Матвей, сам того не осознавая, молча опустился перед могилой гимназистки на колени – и ему стало стыдно.
Он
***
Наутро Матвея Семёновича нашли лежащим на могиле гимназистки. Его онемевшие руки сжимали каменное надгробие, лицо полностью погрузилось во влажную землю могилы, в волосах шелестели сухие побеги плюща. Когда тело развернули, то на посиневшей шее увидели темные отпечатки тонких цепких пальцев – видимо, женских. Золотой полуимпериал и букет примул лежали у могилы, разбросанные Матвеем Семёновичем в предсмертной агонии. Портрет гимназистки Плющевой, почившей в семнадцать лет, блестел здесь же, в сорной траве. И, кажется, Лизонька, на нём улыбалась.
Они вернутся домой
Из-под порога двери в библиотеку пахнет влагой и тленом. Видимо, окно было открыто всё это время. Сколько уже времени прошло с тех пор, как я в последний раз говорила с дедом? Это случилось три месяца назад, в середине июля. Да, и дождей тоже прошло немало, очень выдалась как никогда влажной.
Ключ, что мне пришёл по почте от дяди, подходит. Ха, если бы он не подошёл… Ну что же, я бы ничуть не удивилась, что проделала весь этот долгий путь к поместью зря. Дядюшка любит такие фокусы, он всегда проворачивал нечто подобное, а потом смеялся. В душе, конечно. Любит показывать, что он умнее меня и мамы, хоть и не старший в семье. А, да – он всегда находил с дедом общий язык, они много времени проводили вместе. От этого, мне казалось, что дед презирал маму – я нередко слышала в её адрес едкие слова на семейных встречах. Мать отшучивалась, я старалась молчать. Они вели себя с ней как мальчишки, ловко хранящие свой общий секрет – и не желающие, чтобы другие совали свой нос в их дело.
Странно, почему я это вспомнила? Неважно, вхожу в библиотеку.
О да – весь второй этаж пропах плесенью. Дед не закрыл окно – дядя был прав. Мутные капли дождя падают на размякший и покосившийся подоконник. Стекло целое, но потемнело и покрылось бесформенными разводами. Несмотря на то, что в доме уже давно не топили, а осенний ветер свистит из щелей, я не собираюсь закрывать окно.

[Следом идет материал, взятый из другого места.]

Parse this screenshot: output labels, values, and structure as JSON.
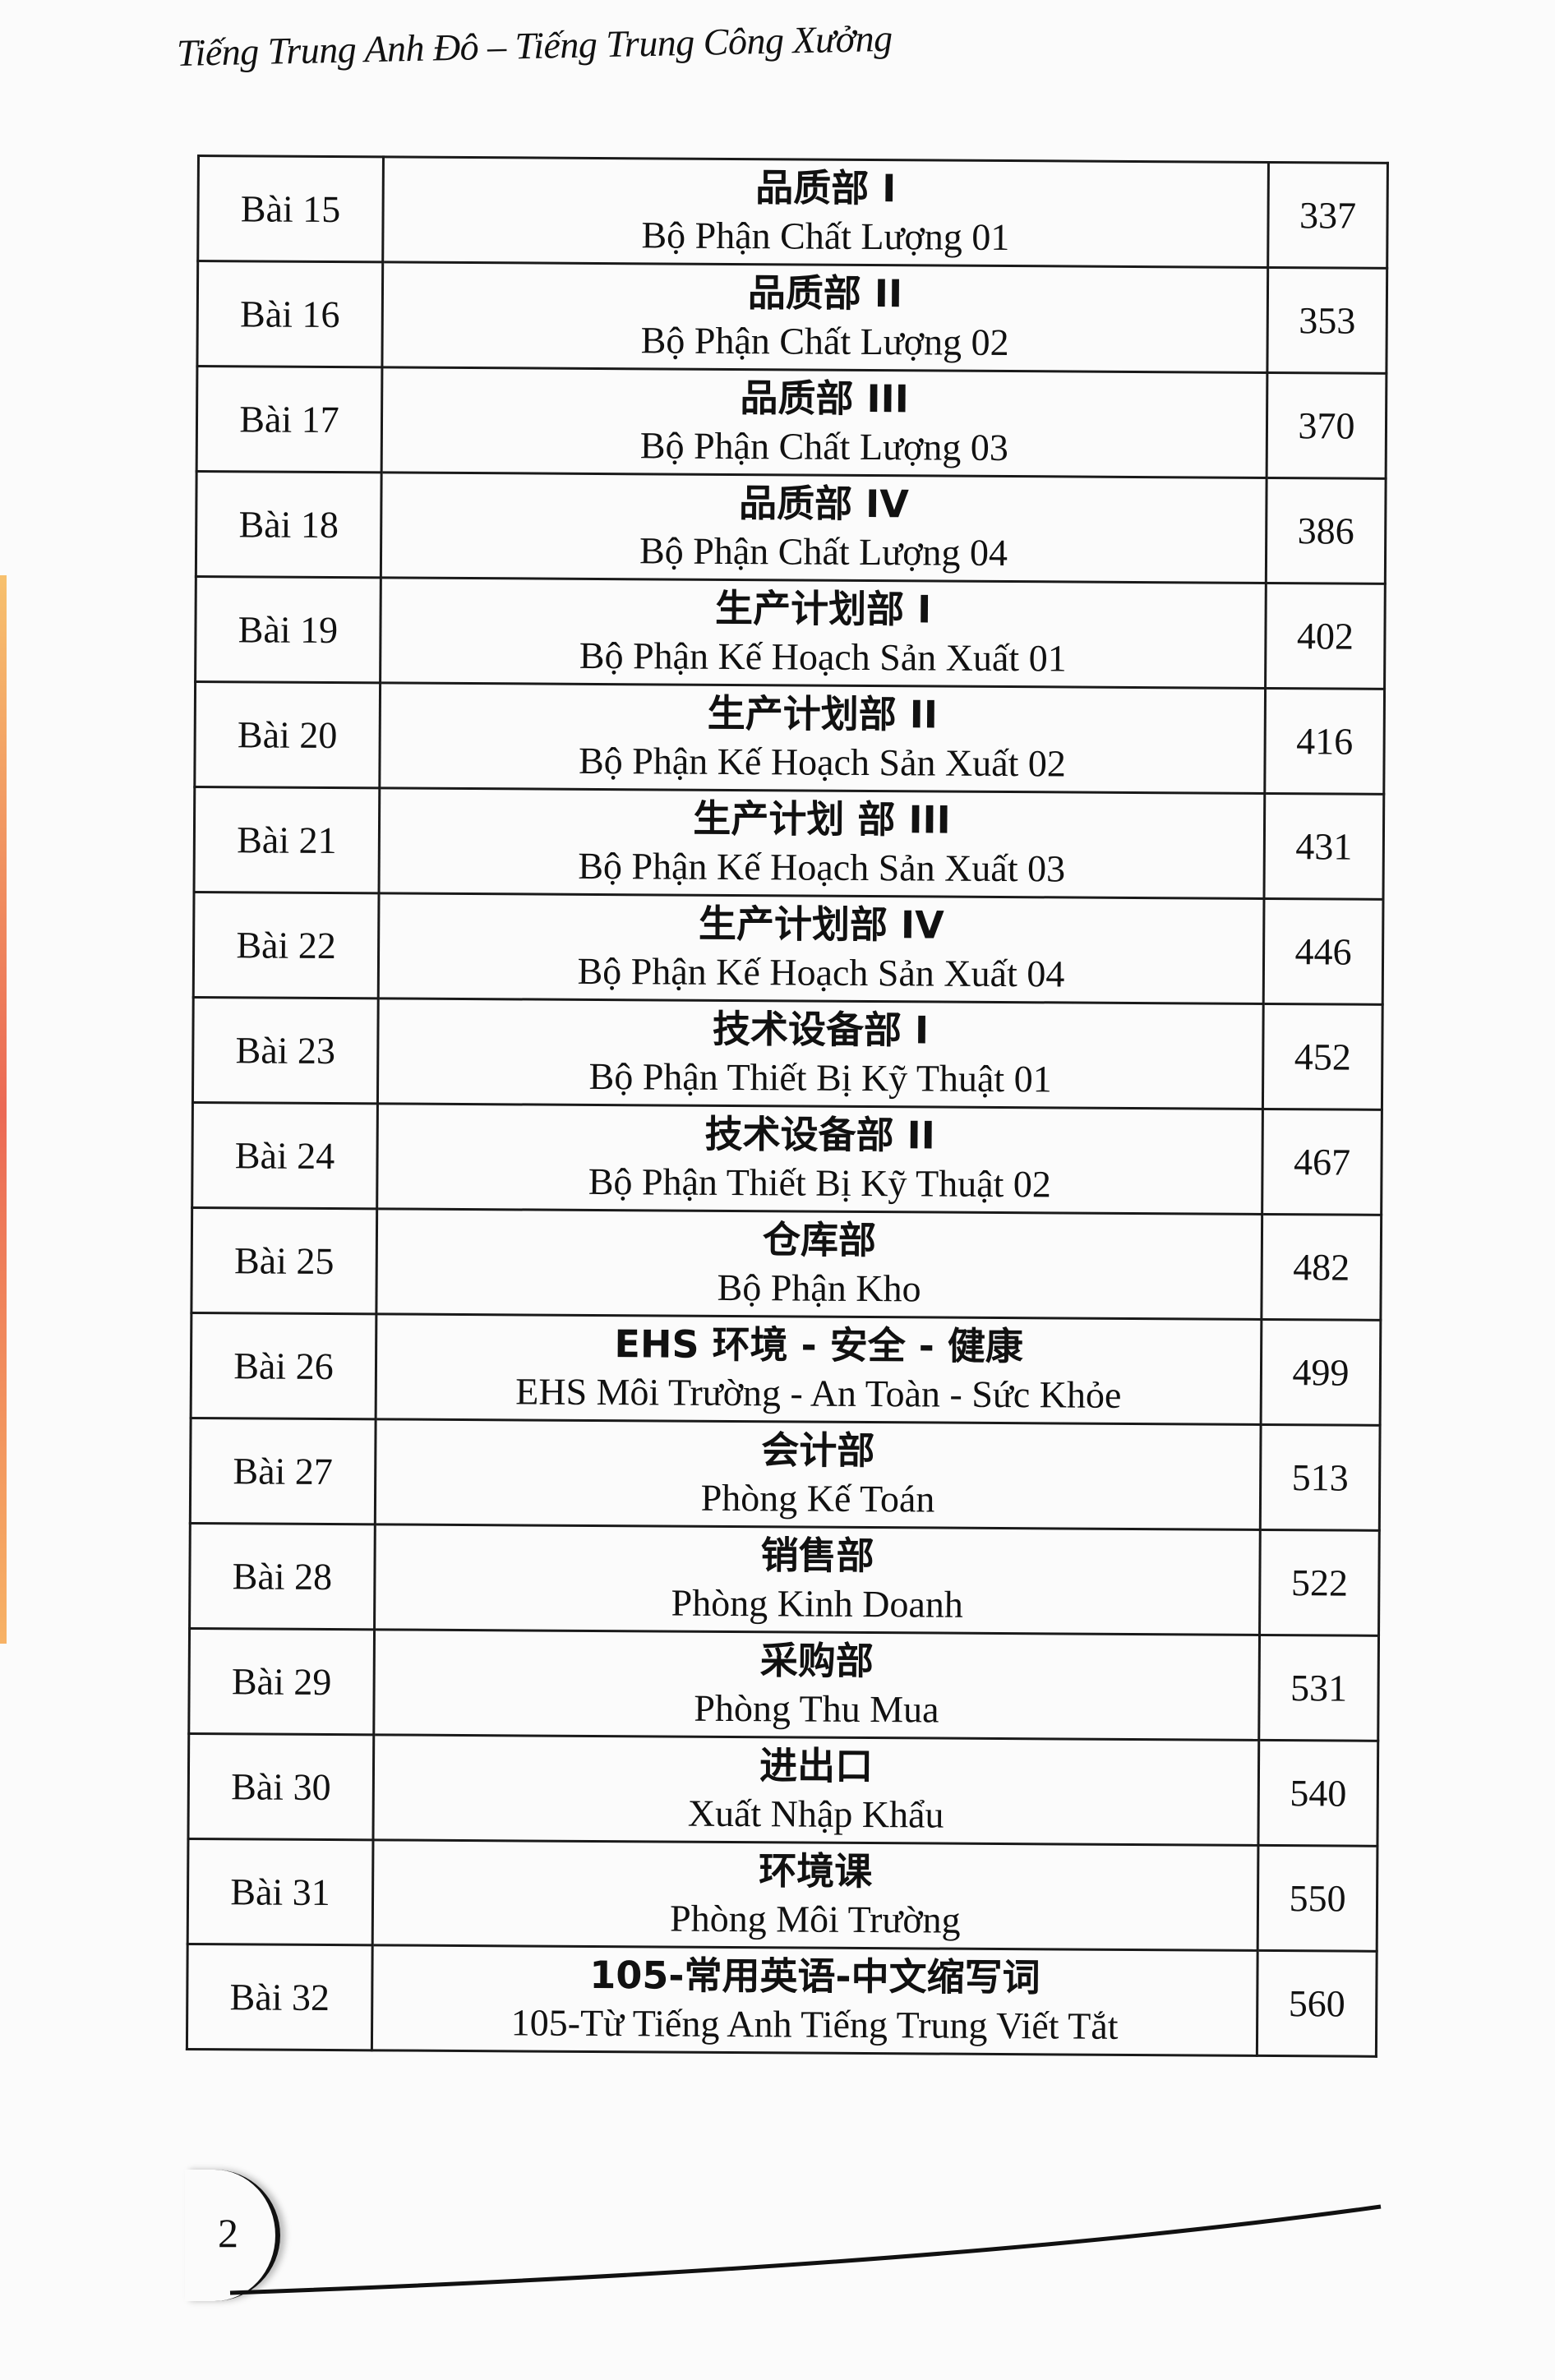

Дядя оказался прав в письме – я смотрю в центр библиотеки, на большое вельветовое кресло. Дедушка всё это время был здесь – я вижу полы его любимого халата, приросшие мхом к половицам и руку на подлокотнике, покрытую трупными пятнами.
Проклятье, я хочу кофе.
***
Стараюсь не обращать внимания на кресло, я покрыла дедушку простынёй, найденной в старой спальне.
Как только приедет дядя, я попрошу его отвезти меня в ближайшую кофейню. Мне даже интересно, что он выскажет мне по этому поводу. Пошутит, что может заплатить за меня? Любит делать акцент на нашу разницу в доходах.
Запах тлена щекочет ноздри. Какая жалость – столько книг потеряно. Эта проклятая сырость. Как же я любила проводить здесь время, когда мы с матерью приезжали сюда, в загородную дедушкину резиденцию. Библиотека была моим другом, как и бабушка – и когда её не стало пару лет назад, всё испортилось окончательно. Она сглаживала все острые углы в нашей семье, как оказалось, не такой уж и дружной. Смелая и гордая, любящая и заботливая, она всем тут заправляла – и мы с двоюродным братом её чуть ли не боготворили. При ней дядя не решался бить Элиаса, мне всегда было жаль моего двоюродного брата.